I can remember when activity streams was an XML only initiative. If you look at what kind of Activity Steams Google+ shipped it’s the JSON implementation. So, why isn’t ActivtyStreams only XML? From the outside looking in it seems as if the problem they had was that the process took so long that the public eye shifted from XML to JSON. They needed to created a JSON version of the schema. It’s laudable that they responded to market conditions, but JSON is not XML. To true XML nerds JSON is an abomination.

If you look back you can see that ActivityStreams has its start in the ATOM community. ATOM it’s self originated out of the webs 2.0 holy war between RSS and civility. As far as I can tell the whole idea behind ATOM seems to be an attempt to civilize RSS. All they achieved was another mess, but that’s not where we stop. One of ATOM’s progeny is OStatus. Which you can think of as the container for ActivityStreams. ATOM its self is a container for OStatus…

Look, I can keep going here, but my point is that we already have one major problem with the current JSON version of ActivityStreams - it’s steeped in XML history - and its a deal breaker. They literally fork lifted some XML ideas out of ATOM, and then ported them to JSON. What I don’t understand is why no one thought to challenge the premise of building a realtime feed on top of ATOM, especially after the writing was on the wall. I don’t even dislike ATOM either. I am a feed reading wonk to the nTH degree, but it just clearly isn’t what realtime social feeds are. Twitter isn’t, Facebook isn’t. You can’t just build the thing you wish existed, and not base it any reality.

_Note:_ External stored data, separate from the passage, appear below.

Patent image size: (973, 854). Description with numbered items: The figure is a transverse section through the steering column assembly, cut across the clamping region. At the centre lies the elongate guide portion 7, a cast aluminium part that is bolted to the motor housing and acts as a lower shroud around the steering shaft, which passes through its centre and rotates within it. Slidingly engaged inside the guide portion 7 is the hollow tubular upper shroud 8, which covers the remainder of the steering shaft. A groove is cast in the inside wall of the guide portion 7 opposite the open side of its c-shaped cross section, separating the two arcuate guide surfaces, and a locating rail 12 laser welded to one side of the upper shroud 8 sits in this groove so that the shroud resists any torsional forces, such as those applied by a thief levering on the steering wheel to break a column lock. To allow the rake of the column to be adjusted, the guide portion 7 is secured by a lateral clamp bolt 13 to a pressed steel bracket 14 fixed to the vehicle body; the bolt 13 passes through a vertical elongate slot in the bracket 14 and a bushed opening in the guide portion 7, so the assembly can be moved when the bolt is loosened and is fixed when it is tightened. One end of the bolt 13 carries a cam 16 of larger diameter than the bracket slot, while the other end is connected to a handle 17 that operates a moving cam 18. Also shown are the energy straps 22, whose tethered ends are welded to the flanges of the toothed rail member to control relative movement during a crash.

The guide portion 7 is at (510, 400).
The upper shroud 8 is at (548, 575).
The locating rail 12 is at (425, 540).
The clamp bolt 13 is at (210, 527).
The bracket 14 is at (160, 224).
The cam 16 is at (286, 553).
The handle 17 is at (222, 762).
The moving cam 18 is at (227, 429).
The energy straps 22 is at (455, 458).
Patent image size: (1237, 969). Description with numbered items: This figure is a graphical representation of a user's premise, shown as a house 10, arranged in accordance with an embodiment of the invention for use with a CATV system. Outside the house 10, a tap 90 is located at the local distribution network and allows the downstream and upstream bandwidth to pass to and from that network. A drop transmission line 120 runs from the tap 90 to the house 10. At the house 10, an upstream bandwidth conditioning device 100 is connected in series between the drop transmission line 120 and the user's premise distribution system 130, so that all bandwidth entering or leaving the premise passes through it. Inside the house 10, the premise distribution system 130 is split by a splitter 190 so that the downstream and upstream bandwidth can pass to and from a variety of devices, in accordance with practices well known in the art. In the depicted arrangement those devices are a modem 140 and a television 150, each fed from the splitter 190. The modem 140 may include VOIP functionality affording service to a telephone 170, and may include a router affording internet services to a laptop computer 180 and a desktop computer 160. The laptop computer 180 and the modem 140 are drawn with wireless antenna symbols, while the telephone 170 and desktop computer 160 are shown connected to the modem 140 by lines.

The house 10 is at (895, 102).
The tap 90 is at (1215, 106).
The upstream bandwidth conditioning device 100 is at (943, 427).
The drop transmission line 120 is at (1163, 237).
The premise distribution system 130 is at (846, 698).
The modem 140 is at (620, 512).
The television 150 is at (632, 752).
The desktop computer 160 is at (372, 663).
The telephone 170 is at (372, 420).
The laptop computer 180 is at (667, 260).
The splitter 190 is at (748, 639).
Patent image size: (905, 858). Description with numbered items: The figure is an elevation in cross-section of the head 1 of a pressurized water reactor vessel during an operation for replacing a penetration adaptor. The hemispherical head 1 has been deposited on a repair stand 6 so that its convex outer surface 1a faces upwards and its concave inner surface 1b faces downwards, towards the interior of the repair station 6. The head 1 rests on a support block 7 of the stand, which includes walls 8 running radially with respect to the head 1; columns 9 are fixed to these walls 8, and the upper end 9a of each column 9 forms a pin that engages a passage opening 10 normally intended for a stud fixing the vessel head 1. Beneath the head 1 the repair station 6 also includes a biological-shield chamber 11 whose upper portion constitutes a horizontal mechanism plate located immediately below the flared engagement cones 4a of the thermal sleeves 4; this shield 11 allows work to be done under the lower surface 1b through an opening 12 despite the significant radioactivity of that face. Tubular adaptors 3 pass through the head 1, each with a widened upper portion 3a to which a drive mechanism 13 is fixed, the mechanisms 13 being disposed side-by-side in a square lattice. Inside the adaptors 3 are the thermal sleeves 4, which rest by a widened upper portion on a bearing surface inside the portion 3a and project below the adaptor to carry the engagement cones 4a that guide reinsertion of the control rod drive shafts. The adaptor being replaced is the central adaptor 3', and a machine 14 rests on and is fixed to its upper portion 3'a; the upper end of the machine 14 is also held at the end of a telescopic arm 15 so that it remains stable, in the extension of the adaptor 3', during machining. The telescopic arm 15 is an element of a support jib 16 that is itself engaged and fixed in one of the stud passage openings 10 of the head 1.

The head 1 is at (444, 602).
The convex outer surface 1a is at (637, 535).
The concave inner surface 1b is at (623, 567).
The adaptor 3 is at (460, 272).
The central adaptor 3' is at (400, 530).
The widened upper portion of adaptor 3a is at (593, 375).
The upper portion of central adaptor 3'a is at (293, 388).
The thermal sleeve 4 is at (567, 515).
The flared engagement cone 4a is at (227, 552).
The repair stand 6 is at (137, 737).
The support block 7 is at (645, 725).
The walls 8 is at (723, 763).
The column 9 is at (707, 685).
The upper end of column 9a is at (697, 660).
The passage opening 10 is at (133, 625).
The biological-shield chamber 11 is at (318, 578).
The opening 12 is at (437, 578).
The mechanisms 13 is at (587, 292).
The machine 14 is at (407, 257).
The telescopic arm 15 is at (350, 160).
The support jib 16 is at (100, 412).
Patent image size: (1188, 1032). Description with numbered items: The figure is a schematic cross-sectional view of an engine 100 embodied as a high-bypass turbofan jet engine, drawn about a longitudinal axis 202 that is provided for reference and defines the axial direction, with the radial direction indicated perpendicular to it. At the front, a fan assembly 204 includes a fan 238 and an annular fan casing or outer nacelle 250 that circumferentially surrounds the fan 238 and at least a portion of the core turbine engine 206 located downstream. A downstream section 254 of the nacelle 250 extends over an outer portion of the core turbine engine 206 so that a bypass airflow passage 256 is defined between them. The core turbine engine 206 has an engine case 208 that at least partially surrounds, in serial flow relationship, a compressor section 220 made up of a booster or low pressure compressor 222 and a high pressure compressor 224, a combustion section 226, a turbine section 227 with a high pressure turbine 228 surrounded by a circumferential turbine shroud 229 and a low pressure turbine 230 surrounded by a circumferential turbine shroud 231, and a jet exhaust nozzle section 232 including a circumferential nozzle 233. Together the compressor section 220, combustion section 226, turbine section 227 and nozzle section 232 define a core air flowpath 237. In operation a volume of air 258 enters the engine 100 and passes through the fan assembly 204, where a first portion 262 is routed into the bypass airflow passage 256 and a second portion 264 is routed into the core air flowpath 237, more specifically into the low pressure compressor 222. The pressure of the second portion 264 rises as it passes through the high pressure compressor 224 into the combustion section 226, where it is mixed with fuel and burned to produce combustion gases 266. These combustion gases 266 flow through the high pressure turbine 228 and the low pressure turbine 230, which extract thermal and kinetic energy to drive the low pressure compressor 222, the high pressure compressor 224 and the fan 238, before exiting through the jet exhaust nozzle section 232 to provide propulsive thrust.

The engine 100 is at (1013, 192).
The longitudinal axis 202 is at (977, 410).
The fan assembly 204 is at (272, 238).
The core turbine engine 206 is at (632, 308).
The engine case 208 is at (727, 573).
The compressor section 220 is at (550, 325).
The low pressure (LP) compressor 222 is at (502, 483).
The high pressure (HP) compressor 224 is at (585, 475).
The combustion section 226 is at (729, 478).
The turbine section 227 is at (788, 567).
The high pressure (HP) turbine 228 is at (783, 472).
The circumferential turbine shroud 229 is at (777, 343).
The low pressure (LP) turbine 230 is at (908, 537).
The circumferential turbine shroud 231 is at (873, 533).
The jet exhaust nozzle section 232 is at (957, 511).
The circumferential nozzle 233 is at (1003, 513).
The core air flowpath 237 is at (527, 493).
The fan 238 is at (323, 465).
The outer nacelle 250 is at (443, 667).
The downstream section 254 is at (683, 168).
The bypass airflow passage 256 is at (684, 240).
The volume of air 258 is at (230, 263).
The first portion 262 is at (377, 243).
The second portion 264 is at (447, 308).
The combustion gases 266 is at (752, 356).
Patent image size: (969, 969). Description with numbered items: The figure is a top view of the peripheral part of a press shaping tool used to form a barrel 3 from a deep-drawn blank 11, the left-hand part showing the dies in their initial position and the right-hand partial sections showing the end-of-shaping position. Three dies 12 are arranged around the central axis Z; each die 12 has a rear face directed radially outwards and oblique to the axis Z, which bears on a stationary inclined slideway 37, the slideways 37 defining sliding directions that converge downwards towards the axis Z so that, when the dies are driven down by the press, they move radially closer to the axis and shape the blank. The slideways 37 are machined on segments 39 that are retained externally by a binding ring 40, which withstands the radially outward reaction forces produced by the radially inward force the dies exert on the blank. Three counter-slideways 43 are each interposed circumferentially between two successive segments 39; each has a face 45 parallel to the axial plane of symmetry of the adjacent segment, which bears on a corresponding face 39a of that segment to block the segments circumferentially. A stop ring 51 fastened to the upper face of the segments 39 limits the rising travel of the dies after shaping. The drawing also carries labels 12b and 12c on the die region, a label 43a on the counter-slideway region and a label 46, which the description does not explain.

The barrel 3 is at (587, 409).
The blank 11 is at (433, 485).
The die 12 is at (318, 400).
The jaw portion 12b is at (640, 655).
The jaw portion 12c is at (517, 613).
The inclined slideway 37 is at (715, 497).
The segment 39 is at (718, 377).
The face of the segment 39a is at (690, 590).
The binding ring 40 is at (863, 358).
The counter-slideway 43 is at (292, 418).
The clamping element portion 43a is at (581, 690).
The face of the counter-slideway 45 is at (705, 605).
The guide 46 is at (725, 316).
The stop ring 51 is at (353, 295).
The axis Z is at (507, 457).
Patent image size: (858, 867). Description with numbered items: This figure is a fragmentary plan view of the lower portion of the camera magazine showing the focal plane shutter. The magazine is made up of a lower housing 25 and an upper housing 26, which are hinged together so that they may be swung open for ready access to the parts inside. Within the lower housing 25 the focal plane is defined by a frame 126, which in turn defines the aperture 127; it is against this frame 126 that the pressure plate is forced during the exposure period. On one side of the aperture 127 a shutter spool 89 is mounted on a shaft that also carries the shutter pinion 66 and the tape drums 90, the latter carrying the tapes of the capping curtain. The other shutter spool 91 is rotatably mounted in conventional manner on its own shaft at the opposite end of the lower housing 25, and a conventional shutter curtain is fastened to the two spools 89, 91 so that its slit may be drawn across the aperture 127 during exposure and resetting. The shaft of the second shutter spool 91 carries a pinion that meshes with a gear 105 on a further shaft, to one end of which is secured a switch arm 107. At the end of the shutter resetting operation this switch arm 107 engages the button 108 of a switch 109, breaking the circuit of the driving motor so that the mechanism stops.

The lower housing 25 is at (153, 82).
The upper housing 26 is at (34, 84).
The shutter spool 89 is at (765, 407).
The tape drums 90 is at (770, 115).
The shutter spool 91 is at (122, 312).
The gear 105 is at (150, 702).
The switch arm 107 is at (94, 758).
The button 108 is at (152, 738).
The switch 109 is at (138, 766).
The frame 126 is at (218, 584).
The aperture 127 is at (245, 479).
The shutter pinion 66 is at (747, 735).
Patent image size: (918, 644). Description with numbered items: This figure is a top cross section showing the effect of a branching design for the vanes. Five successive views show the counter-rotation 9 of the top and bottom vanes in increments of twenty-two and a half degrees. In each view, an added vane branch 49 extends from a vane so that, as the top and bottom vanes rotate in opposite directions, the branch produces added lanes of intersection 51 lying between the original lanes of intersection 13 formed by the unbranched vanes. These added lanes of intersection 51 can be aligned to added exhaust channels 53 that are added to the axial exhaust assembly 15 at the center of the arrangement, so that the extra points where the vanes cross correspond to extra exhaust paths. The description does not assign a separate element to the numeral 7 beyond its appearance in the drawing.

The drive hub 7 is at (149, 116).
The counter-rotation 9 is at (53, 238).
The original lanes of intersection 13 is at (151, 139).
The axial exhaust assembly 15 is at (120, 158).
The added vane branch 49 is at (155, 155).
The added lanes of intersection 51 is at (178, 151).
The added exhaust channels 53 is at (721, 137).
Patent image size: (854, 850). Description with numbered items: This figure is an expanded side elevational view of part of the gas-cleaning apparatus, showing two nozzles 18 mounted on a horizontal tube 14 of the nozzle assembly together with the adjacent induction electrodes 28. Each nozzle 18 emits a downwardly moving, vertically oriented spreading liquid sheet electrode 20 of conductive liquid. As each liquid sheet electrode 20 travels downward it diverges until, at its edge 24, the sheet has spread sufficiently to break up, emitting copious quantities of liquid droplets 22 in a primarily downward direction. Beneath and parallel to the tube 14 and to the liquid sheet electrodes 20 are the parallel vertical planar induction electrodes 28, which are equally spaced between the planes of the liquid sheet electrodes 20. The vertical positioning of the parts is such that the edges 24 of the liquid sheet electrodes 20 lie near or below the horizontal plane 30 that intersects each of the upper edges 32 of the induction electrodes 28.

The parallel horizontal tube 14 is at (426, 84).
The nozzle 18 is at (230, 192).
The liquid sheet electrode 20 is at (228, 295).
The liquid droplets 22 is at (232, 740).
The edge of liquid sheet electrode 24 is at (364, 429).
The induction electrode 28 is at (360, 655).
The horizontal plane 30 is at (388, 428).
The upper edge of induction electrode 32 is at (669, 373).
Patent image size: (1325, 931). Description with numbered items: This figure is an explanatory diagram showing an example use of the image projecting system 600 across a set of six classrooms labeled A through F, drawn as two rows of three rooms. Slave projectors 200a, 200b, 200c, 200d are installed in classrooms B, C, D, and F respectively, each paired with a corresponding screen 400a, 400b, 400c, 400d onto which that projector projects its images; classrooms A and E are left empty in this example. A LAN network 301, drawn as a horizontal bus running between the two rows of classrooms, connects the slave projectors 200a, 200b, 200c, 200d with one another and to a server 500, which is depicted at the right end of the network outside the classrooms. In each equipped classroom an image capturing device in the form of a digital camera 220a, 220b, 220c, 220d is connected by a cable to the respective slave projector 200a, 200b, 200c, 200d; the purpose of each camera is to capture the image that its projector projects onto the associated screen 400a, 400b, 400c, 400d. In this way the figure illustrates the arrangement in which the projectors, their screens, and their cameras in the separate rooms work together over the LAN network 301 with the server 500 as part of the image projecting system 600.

If the WHATWG got anything right about standards, it got that you can’t just keep piling bad ideas on top of one another. You can’t create standards in an Ivory Tower. You need to look at what the ecosystem is already doing. In this case they had two models they could have looked at - Twitter and Facebook - but chose not too. When web standards were confronted with creating what came after HTML4 they started with XHTML, which like ActivityStreams was an Ivory Tower method. It took the WHATWG breaking away from the W3C and creating HTML5 to wake everyone up. They had amazing buy in from the ecosystem because they paved the cow paths(section, header, name). They solved users real needs (localStorage).

Where I ended up was partially in a state of awe. After digging through this corpus of documents that had been created by some web giants, I realized that they weren’t solving anyone’s problems. There was no there, there.

So, here is the part that I hope lives on after this mad dash of a project. We chose to go in with clear eyes, and full hearts we read the specs, we talked with some really smart people, we paved some cow paths, and in the end we created something that I am really happy with.

Please, come and help us.

PS: Github has created, bar none, one of the best collaborative code tools ever known to man. There is no reason it can’t also do that for creating a useful convention for a whole community.